The goal of this study is to determine if the computer software, RBfracture, developed by Radiobotics, helps primary care, emergency, and radiology clinicians more easily identify bone injuries caused by a traumatic impact (such as a fall or car collision). RBfracture uses artificial intelligence (AI) to analyze X-ray images of patients to identify fractures and joint dislocations visible on the X-ray images. RBfracture also identifies fluid buildup in the elbow and knee joints resulting from a fracture or dislocation. Sixteen clinicians will review X-ray images from 415 adult patients, who may have sustained a bone injury, to diagnose any injuries visible on their X-ray images. First, the clinicians will review half of the images with and half of the images without the help of the RBfracture software. After a 4-week break, the clinicians will once again review the same images. This time, the software's help will be switched, so it is unavailable for the images the clinicians previously reviewed with it, and available for the images they reviewed without it. The number of correct and incorrect diagnoses made by the clinicians when they were helped by the software will be compared to the number of correct and incorrect diagnoses made by the clinicians when they did not receive any help from the software. This comparison will reveal if using the software helps clinicians to diagnose more injuries and miss less injuries.

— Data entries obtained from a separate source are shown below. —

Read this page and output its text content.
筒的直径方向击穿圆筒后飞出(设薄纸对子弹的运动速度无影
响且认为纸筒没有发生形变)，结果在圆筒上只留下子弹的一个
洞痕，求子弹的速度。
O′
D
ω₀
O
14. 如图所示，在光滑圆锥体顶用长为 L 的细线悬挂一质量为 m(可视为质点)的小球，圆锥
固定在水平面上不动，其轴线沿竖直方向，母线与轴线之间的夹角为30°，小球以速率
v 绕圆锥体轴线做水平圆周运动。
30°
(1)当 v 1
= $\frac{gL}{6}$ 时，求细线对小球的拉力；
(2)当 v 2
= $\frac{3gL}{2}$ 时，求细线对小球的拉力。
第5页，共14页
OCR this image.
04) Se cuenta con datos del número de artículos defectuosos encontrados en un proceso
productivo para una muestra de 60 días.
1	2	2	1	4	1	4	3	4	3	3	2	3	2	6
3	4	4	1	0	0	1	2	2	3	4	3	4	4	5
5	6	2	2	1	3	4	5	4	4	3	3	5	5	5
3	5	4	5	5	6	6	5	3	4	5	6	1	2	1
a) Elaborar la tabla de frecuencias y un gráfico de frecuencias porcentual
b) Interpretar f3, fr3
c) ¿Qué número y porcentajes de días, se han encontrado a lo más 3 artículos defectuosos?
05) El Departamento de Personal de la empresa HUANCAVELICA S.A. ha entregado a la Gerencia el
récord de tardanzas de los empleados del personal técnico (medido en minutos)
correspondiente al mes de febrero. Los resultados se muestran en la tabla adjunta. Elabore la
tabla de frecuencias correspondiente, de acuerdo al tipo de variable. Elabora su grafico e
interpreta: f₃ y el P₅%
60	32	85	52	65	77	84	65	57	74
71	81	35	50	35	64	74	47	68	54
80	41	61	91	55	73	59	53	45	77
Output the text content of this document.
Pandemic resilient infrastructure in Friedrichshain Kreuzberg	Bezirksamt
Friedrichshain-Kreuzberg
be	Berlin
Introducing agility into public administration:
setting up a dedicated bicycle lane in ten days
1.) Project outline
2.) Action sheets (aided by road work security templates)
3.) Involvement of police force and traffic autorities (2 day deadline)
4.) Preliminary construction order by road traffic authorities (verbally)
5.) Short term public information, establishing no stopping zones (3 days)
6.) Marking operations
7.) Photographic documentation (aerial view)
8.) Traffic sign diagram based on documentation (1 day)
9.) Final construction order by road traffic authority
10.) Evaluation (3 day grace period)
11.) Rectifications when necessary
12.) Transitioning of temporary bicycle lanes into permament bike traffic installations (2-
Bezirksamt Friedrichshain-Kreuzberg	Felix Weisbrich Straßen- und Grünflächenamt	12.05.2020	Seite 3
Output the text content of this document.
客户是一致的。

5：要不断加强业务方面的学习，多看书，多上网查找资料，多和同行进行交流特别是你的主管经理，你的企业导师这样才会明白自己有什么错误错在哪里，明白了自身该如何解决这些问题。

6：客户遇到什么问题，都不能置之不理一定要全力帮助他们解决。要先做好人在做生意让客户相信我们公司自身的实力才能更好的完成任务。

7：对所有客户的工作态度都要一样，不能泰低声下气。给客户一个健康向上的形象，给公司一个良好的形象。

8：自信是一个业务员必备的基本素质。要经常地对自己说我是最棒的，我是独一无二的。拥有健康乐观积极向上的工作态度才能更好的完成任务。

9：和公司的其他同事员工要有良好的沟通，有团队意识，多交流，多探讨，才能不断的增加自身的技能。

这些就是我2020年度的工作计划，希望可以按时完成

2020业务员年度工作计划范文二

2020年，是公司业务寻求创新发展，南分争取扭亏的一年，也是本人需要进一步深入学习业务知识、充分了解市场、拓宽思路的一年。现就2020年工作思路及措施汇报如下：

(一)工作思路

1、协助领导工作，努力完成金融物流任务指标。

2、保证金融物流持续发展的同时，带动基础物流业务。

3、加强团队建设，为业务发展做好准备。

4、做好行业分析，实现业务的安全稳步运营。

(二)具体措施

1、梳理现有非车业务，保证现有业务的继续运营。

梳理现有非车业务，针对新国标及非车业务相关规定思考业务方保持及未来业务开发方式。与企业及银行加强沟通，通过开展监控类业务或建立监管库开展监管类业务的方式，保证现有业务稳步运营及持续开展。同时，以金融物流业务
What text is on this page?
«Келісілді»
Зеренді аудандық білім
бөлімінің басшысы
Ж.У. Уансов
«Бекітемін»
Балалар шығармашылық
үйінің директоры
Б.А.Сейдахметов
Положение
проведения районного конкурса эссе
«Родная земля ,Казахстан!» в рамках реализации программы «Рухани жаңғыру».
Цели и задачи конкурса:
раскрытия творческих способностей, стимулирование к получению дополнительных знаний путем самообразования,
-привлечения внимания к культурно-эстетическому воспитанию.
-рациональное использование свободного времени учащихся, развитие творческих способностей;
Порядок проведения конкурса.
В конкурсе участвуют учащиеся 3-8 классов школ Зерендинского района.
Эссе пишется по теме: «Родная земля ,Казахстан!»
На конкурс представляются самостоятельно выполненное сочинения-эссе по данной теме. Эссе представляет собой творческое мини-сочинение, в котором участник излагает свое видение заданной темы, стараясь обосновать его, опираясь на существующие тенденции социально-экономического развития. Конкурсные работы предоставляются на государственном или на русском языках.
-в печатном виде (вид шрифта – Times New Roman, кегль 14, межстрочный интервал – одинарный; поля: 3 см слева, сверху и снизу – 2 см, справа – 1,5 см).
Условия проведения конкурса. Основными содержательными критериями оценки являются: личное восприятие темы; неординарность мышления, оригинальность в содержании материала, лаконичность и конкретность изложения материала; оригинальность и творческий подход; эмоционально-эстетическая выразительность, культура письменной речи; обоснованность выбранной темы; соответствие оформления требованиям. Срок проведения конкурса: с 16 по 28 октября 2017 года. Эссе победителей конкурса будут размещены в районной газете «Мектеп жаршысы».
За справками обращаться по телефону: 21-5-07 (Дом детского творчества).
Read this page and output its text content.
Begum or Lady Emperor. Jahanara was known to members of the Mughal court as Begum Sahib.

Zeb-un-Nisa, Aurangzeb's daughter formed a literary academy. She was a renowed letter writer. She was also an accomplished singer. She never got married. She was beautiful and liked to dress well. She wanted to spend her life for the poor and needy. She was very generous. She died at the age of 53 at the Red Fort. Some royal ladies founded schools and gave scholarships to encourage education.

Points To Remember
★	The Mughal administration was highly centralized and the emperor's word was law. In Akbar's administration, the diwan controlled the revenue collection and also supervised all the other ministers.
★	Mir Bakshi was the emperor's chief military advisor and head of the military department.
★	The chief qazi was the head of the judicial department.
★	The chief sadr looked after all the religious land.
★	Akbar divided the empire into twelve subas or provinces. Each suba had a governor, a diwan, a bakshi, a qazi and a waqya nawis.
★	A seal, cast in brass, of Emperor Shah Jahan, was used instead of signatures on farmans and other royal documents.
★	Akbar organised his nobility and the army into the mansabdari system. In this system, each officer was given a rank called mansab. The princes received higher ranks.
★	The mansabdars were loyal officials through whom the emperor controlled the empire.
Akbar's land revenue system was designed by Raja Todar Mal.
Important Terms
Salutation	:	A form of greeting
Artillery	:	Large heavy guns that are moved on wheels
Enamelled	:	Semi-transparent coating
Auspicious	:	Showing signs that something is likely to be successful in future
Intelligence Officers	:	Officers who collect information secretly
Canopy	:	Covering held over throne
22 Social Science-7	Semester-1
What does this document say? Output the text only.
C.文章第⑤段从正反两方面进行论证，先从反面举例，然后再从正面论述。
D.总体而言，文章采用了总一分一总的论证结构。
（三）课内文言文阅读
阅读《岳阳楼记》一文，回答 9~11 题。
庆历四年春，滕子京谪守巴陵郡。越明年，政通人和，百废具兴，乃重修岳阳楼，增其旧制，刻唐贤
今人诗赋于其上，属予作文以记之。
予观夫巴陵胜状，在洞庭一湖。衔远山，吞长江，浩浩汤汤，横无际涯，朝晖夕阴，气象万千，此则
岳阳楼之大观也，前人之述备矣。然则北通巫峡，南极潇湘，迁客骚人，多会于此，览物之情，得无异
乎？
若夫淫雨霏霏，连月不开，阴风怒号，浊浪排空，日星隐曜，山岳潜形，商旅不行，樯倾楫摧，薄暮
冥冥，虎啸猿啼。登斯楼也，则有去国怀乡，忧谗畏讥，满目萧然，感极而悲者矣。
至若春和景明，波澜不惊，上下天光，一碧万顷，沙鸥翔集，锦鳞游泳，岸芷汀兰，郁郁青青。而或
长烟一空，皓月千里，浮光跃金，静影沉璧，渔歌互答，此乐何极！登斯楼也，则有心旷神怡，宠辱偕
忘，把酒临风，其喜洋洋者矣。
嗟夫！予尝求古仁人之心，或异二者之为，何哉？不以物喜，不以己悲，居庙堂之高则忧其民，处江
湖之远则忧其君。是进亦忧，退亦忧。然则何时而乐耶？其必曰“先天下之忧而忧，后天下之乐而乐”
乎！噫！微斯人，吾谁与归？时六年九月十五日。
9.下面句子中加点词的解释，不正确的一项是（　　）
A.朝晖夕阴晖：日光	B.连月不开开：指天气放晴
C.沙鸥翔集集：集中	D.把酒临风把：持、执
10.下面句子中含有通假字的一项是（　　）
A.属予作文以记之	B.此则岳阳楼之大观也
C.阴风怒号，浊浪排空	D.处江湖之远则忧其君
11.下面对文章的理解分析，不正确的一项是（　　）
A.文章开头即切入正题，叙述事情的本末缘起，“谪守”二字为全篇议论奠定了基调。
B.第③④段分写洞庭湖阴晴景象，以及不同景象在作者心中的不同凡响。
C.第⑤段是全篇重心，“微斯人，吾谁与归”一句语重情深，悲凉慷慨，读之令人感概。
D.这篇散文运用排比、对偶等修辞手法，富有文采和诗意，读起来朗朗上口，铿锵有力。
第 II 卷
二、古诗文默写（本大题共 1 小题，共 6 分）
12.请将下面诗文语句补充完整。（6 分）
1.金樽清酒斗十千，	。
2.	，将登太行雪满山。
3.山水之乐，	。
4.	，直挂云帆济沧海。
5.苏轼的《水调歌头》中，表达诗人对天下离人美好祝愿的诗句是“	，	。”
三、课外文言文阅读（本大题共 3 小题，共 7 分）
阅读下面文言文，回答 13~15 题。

RBfracture, developed by Radiobotics (Copenhagen, Denmark), is a decision-support software solution for computerized detection and diagnosis of acute fractures, joint dislocations, joint effusion, and lipohemarthrosis. To demonstrate improved diagnostic performance of the intended users when assisted by RBfracture, a fully-crossed multi-reader multi-case (MRMC) study will be conducted. 415 study exams will be retrospectively obtained through stratified sampling with enrichment to represent all anatomical regions supported by the software. Sixteen independent clinicians representing various clinical roles and years of experience will participate as study readers. The reference standard will be established by American Board of Radiology (ABR)-certified radiologists with a minimum of 3 years of experience post certification. All exams will be reviewed and annotated by two musculoskeletal (MSK) radiologists, independently. Annotations will be done in a medical-grade reading environment, using diagnostic quality monitors. If required, any disagreement will be adjudicated by a third specialized radiologist. In both assisted and unassisted sessions, readers will localize every unique fracture, joint dislocation, joint effusion, and lipohemarthrosis. For each finding, readers will provide a bounding box and a confidence score (1-5). Additionally, at the exam level, readers will indicate the presence or absence of each injury type along with a confidence score (0-100). At the case level, ROC curves will be generated for each reader under both device-assisted and unassisted reading scenarios. The AUC of the ROC curve per reader in each reading scenario, and the difference in the reader-averaged AUC between device-assisted and unassisted reading scenarios will be calculated. The difference in reader-averaged AUC between the two reading scenarios will be reported as the primary outcome to demonstrate improved diagnostic performance of the intended users. Exam-level sensitivity, specificity, and average false positives, and injury-level sensitivity and AUC-AFROC will be presented as secondary outcomes.
Study Type
OBSERVATIONAL
Enrollment
415
RBfracture is a decision support software designed to assist the intended user in diagnosing fracture, joint dislocation, joint effusion, and lipohemarthrosis.
Change in diagnostic accuracy between device-assisted and device-unassisted readers at the exam level.
The difference in the reader-averaged AUC between device-assisted and device-unassisted readers is significant at a one-sided p value of 0.025.
Time frame: one month
Change in diagnostic accuracy between device-assisted and device-unassisted readers at the exam level.
The difference in reader-averaged sensitivity and specificity between device-assisted and device-unassisted readers.
Time frame: one month
Change in diagnostic accuracy between device-assisted and device-unassisted readers at the injury level.
The difference in reader-averaged AUC-AFROC, sensitivity, and false positives per exam between device-assisted and device-unassisted readers.
Time frame: one month
Generalizability of device performance across demographic and technical factors
At the exam level, the difference in AUC, sensitivity, and specificity between device-assisted and device-unassisted readers, with data stratified by reader qualification, patient sex, patient ethnicity (if available), and radiographic machine manufacturer.